3. Have a routine: Predictability provides comfort for young children and creating your own goodbye ritual is a great way to ease anxiety. Try to have a regular personal schedule and prepare a routine with your child that leads up to it. After you leave, have your caregiver gently redirect attention away from you with a toy or activity that would immediately engage your child.

4. Keep it short and sweet: Goodbyes should be short and simple. Don’t prolong the agony or respond to the ensuing tantrums with overly conciliatory offers that scream bribery. Tell your child where you are going and when you’ll be back. Use a cheerful, matter-of-fact voice and confident body language to assure him that things are going to be okay.

5. The waiting buddy: A caregiver or family member can be introduced early on as someone who will regularly care for him as he waits for you, giving your child time to accept another person as your temporary (but of course, in no way equal) substitute. Establishing a meaningful bond of trust between them while you are around will give them a bigger chance of going through the day happily without you. Another way to ease anxieties is to offer a cuddly friend to hug and keep your child company while you’re away. Make it a part of your goodbye ritual, along with a word to the toy to keep an eye on your child until you get back. A touch of humor and whimsy helps assure your child that all is well. You can even call home on a certain time every day to check in. It will be another soothing, comforting tactic, a regular part of the day that your child can look forward to.

6. Assign a mission: Keeping him busy until you get back is one way for him to have a sense of control over a distressing situation.
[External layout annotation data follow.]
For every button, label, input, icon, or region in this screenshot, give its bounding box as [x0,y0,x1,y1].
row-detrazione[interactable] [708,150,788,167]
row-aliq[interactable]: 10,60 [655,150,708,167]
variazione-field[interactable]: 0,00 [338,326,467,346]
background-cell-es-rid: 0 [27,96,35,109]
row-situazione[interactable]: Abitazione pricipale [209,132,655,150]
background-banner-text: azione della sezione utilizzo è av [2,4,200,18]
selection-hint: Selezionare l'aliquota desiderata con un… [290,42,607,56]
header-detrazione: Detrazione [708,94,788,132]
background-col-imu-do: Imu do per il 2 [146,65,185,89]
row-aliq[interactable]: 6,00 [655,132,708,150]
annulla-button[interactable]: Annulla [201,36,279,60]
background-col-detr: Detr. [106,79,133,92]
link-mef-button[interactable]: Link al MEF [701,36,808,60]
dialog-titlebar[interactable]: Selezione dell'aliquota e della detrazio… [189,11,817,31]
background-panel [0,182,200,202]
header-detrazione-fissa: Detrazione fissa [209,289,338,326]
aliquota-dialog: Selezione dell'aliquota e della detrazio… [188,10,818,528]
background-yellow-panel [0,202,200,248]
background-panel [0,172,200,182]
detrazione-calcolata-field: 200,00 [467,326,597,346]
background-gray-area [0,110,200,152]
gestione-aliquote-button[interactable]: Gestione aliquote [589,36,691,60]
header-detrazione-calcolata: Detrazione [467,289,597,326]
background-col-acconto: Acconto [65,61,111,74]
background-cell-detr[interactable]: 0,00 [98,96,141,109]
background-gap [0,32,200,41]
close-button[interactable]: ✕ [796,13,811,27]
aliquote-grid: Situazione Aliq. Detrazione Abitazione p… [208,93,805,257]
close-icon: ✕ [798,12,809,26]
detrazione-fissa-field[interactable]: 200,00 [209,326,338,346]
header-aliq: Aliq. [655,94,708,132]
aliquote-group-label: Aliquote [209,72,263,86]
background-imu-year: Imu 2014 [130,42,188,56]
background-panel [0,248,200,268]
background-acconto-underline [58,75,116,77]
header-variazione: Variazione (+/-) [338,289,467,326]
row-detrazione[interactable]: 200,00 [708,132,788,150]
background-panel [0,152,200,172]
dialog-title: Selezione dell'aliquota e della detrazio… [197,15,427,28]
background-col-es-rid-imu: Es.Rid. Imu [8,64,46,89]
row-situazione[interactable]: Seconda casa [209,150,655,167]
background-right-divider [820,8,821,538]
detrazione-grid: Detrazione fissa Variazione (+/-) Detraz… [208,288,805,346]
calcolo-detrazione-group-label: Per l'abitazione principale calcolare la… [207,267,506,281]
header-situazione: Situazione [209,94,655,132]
It can be something as simple as putting his toys away, making drawings for you or as part of your goodbye ritual, giving your car keys to you.
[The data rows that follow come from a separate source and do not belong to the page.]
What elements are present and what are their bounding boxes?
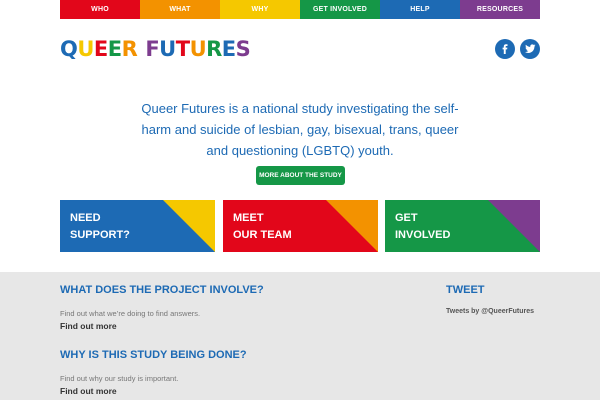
tile-label-line: SUPPORT? <box>70 229 130 241</box>
tile-accent <box>163 200 215 252</box>
meet-our-team-tile[interactable]: MEET OUR TEAM <box>223 200 378 252</box>
find-out-more-link[interactable]: Find out more <box>60 386 117 396</box>
site-logo[interactable]: QUEERFUTURES <box>60 37 251 61</box>
logo-letter: R <box>121 37 138 61</box>
logo-letter: S <box>235 37 251 61</box>
social-links <box>495 39 540 59</box>
find-out-more-link[interactable]: Find out more <box>60 321 117 331</box>
intro-line: Queer Futures is a national study invest… <box>141 101 459 116</box>
twitter-icon[interactable] <box>520 39 540 59</box>
logo-letter: T <box>175 37 190 61</box>
tile-accent <box>326 200 378 252</box>
logo-letter: E <box>93 37 108 61</box>
nav-item-why[interactable]: WHY <box>220 0 300 19</box>
intro-line: and questioning (LGBTQ) youth. <box>206 143 394 158</box>
tile-label-line: GET <box>395 212 418 224</box>
facebook-icon[interactable] <box>495 39 515 59</box>
section-text: Find out why our study is important. <box>60 374 179 383</box>
tweet-heading: TWEET <box>446 284 485 296</box>
logo-letter: U <box>159 37 176 61</box>
nav-item-get-involved[interactable]: GET INVOLVED <box>300 0 380 19</box>
tile-label-line: OUR TEAM <box>233 229 292 241</box>
tile-label: GET INVOLVED <box>395 210 450 244</box>
logo-letter: E <box>107 37 122 61</box>
nav-item-help[interactable]: HELP <box>380 0 460 19</box>
nav-item-who[interactable]: WHO <box>60 0 140 19</box>
nav-item-resources[interactable]: RESOURCES <box>460 0 540 19</box>
logo-letter: R <box>206 37 222 61</box>
need-support-tile[interactable]: NEED SUPPORT? <box>60 200 215 252</box>
nav-item-what[interactable]: WHAT <box>140 0 220 19</box>
logo-letter: Q <box>60 37 78 61</box>
content-section: WHAT DOES THE PROJECT INVOLVE? Find out … <box>0 272 600 400</box>
section-heading: WHAT DOES THE PROJECT INVOLVE? <box>60 284 264 296</box>
intro-text: Queer Futures is a national study invest… <box>130 98 470 161</box>
tile-accent <box>488 200 540 252</box>
logo-letter: E <box>221 37 236 61</box>
tile-label: MEET OUR TEAM <box>233 210 292 244</box>
section-heading: WHY IS THIS STUDY BEING DONE? <box>60 349 247 361</box>
tile-label: NEED SUPPORT? <box>70 210 130 244</box>
tile-label-line: INVOLVED <box>395 229 451 241</box>
more-about-study-button[interactable]: MORE ABOUT THE STUDY <box>256 166 345 185</box>
tile-label-line: MEET <box>233 212 264 224</box>
top-nav: WHO WHAT WHY GET INVOLVED HELP RESOURCES <box>60 0 540 19</box>
logo-letter: U <box>77 37 94 61</box>
tile-label-line: NEED <box>70 212 101 224</box>
logo-letter: U <box>189 37 207 61</box>
logo-letter: F <box>145 37 160 61</box>
section-text: Find out what we’re doing to find answer… <box>60 309 201 318</box>
tweets-by-link[interactable]: Tweets by @QueerFutures <box>446 308 534 315</box>
intro-line: harm and suicide of lesbian, gay, bisexu… <box>141 122 459 137</box>
get-involved-tile[interactable]: GET INVOLVED <box>385 200 540 252</box>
7. Celebrate coming home: Even if you feel tired and cranky, put a smile on and have a cheery “I’m home!” for the little one who’s been waiting for you. Always make it a point to remind your child that you have kept your promise of coming back when you said you would. Have a routine of greeting each other and asking about how the day went for you both. Then have extra one-on-one bonding time to satisfy your child’s yearning for you.
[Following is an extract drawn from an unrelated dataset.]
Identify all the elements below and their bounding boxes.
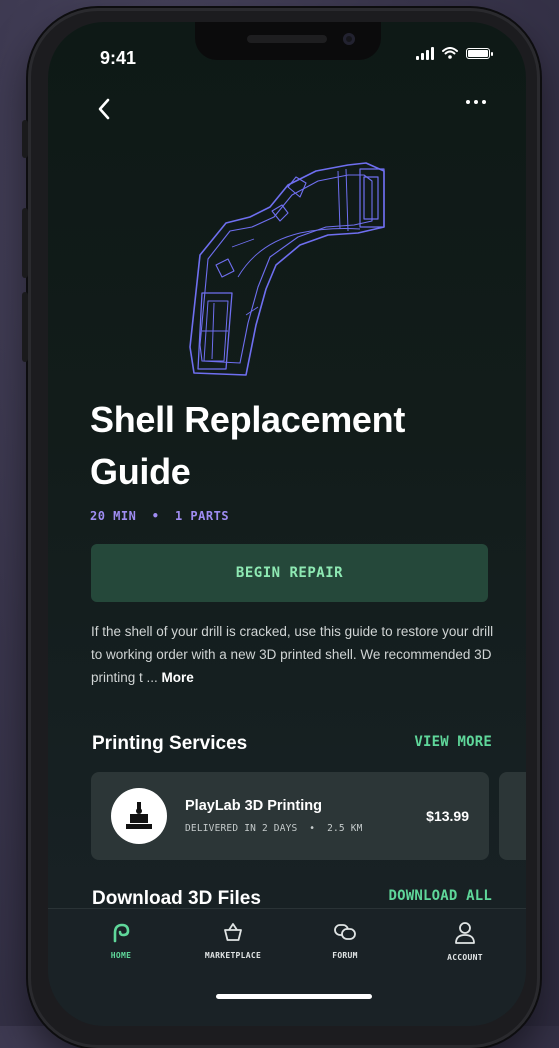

Consistency is the key to stress-free mornings or whenever you need to leave your toddler behind. Separation anxiety normally subsides as a child grows older or has been able to adjust to the new status quo. It may be rough in the beginning but don’t cave in when you’re too tired or stressed out to tough it out. You’re just going to set back your progress if you just ease up or give in “this one time.” Add extra hugs, kisses, and bonding time but don’t change the rules.

Of course, regression happens especially if there is a new stressor present or your child is sick. When your child shows unusually increasing or extreme distress, you may need to investigate the roots of this anxiety and consult your pediatrician for advice.